Você começou no brega quando o gênero ainda buscava mais reconhecimento nacional. Qual foi o momento em que percebeu que sua música tinha conquistado o Brasil?
Eu percebi que tinha conquistado o Brasil quando deixei de cantar só para quem já me conhecia e comecei a encontrar pessoas que nunca tinham ido a um show de brega cantando minhas músicas. Ali eu entendi que não era mais só um sonho meu, era uma conexão com gente do país inteiro.
O projeto “Chama no Bregão” se tornou uma marca da sua carreira.
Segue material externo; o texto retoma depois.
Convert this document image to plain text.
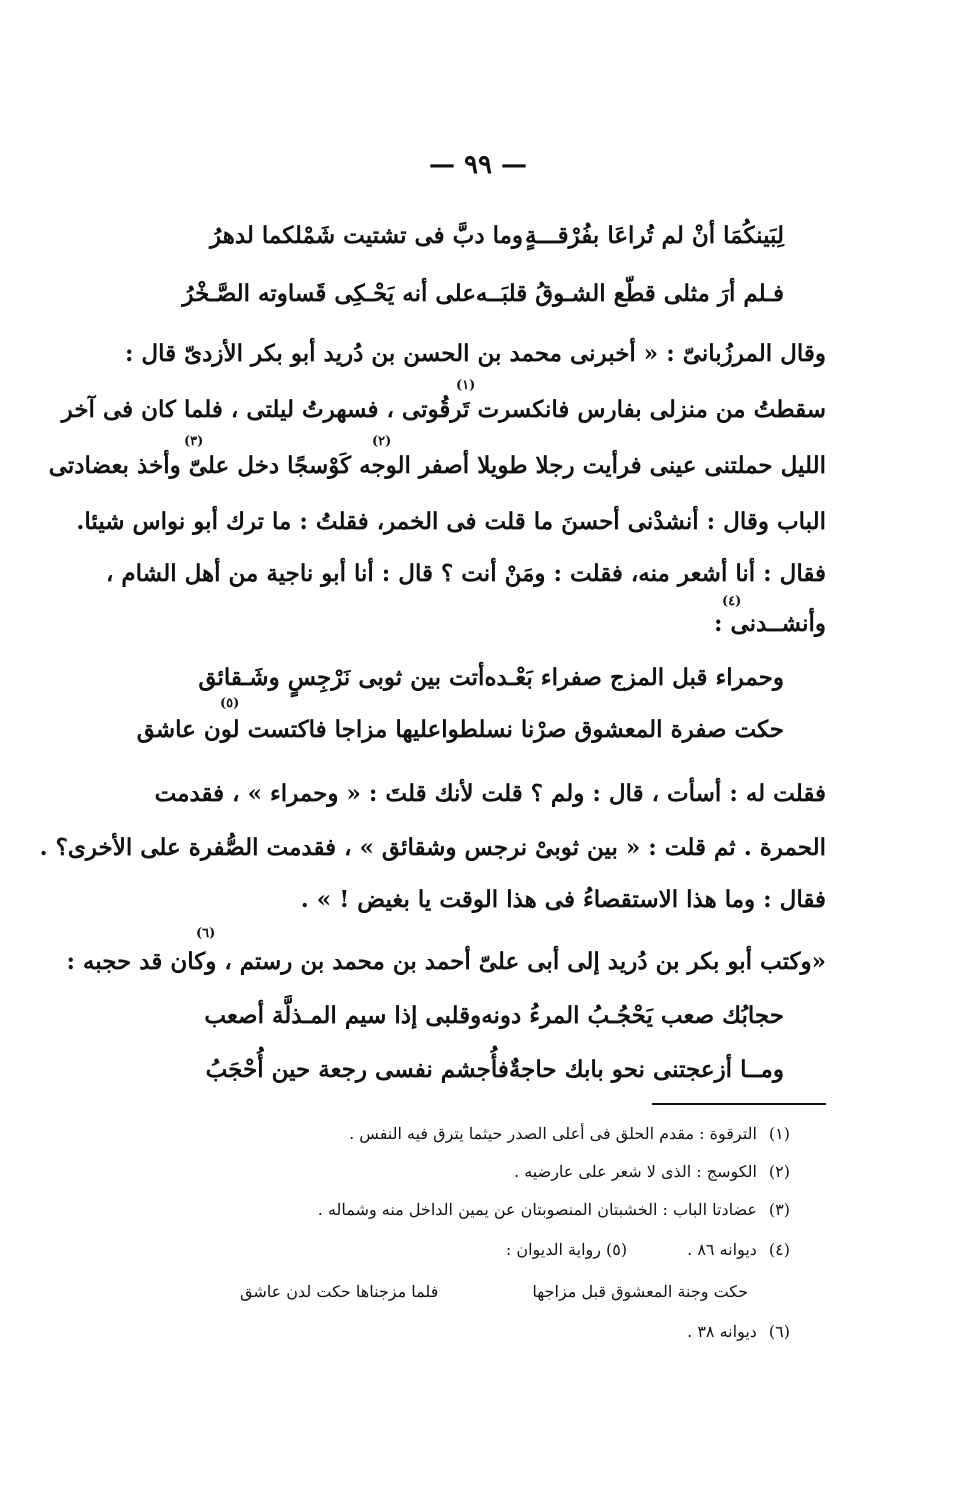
— ٩٩ —
لِبَينكُمَا أنْ لم تُراعَا بفُرْقـــةٍ
وما دبَّ فى تشتيت شَمْلكما لدهرُ
فـلم أرَ مثلى قطّع الشـوقُ قلبَــه
على أنه يَحْـكِى قَساوته الصَّـخْرُ
وقال المرزُبانىّ : « أخبرنى محمد بن الحسن بن دُريد أبو بكر الأزدىّ قال :
(١)
سقطتُ من منزلى بفارس فانكسرت تَرقُوتى ، فسهرتُ ليلتى ، فلما كان فى آخر
(٢)
(٣)
الليل حملتنى عينى فرأيت رجلا طويلا أصفر الوجه كَوْسجًا دخل علىّ وأخذ بعضادتى
الباب وقال : أنشدْنى أحسنَ ما قلت فى الخمر، فقلتُ : ما ترك أبو نواس شيئا.
فقال : أنا أشعر منه، فقلت : ومَنْ أنت ؟ قال : أنا أبو ناجية من أهل الشام ،
(٤)
وأنشــدنى :
وحمراء قبل المزج صفراء بَعْـده
أتت بين ثوبى نَرْجِسٍ وشَـقائق
(٥)
حكت صفرة المعشوق صرْنا نسلطوا
عليها مزاجا فاكتست لون عاشق
فقلت له : أسأت ، قال : ولم ؟ قلت لأنك قلتَ : « وحمراء » ، فقدمت
الحمرة . ثم قلت : « بين ثوبىْ نرجس وشقائق » ، فقدمت الصُّفرة على الأخرى؟ .
فقال : وما هذا الاستقصاءُ فى هذا الوقت يا بغيض ! » .
(٦)
«وكتب أبو بكر بن دُريد إلى أبى علىّ أحمد بن محمد بن رستم ، وكان قد حجبه :
حجابُك صعب يَحْجُـبُ المرءُ دونه
وقلبى إذا سيم المـذلَّة أصعب
ومــا أزعجتنى نحو بابك حاجةٌ
فأُجشم نفسى رجعة حين أُحْجَبُ
(١)الترقوة : مقدم الحلق فى أعلى الصدر حيثما يترق فيه النفس .
(٢)الكوسج : الذى لا شعر على عارضيه .
(٣)عضادتا الباب : الخشبتان المنصوبتان عن يمين الداخل منه وشماله .
(٤)ديوانه ٨٦ .(٥) رواية الديوان :
حكت وجنة المعشوق قبل مزاجها
فلما مزجناها حكت لدن عاشق
(٦)ديوانه ٣٨ .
O que essa nova edição revela sobre a fase artística que você vive hoje?
É um projeto que respeita a essência do brega, mas também mostra minha vontade de inovar, levar nossa música cada vez mais longe e continuar escrevendo uma história bonita dentro do gênero.
Depois de levar o brega pernambucano para novos públicos, que legado você quer construir na música e quais caminhos ainda sonha explorar?
Quero ser lembrada como uma artista que ajudou a abrir portas para o brega e mostrou que o nosso ritmo pode chegar a qualquer lugar. Ainda tenho muitos sonhos, como levar minha música para outros países, gravar com artistas de diferentes estilos e continuar evoluindo sem nunca perder minhas raízes.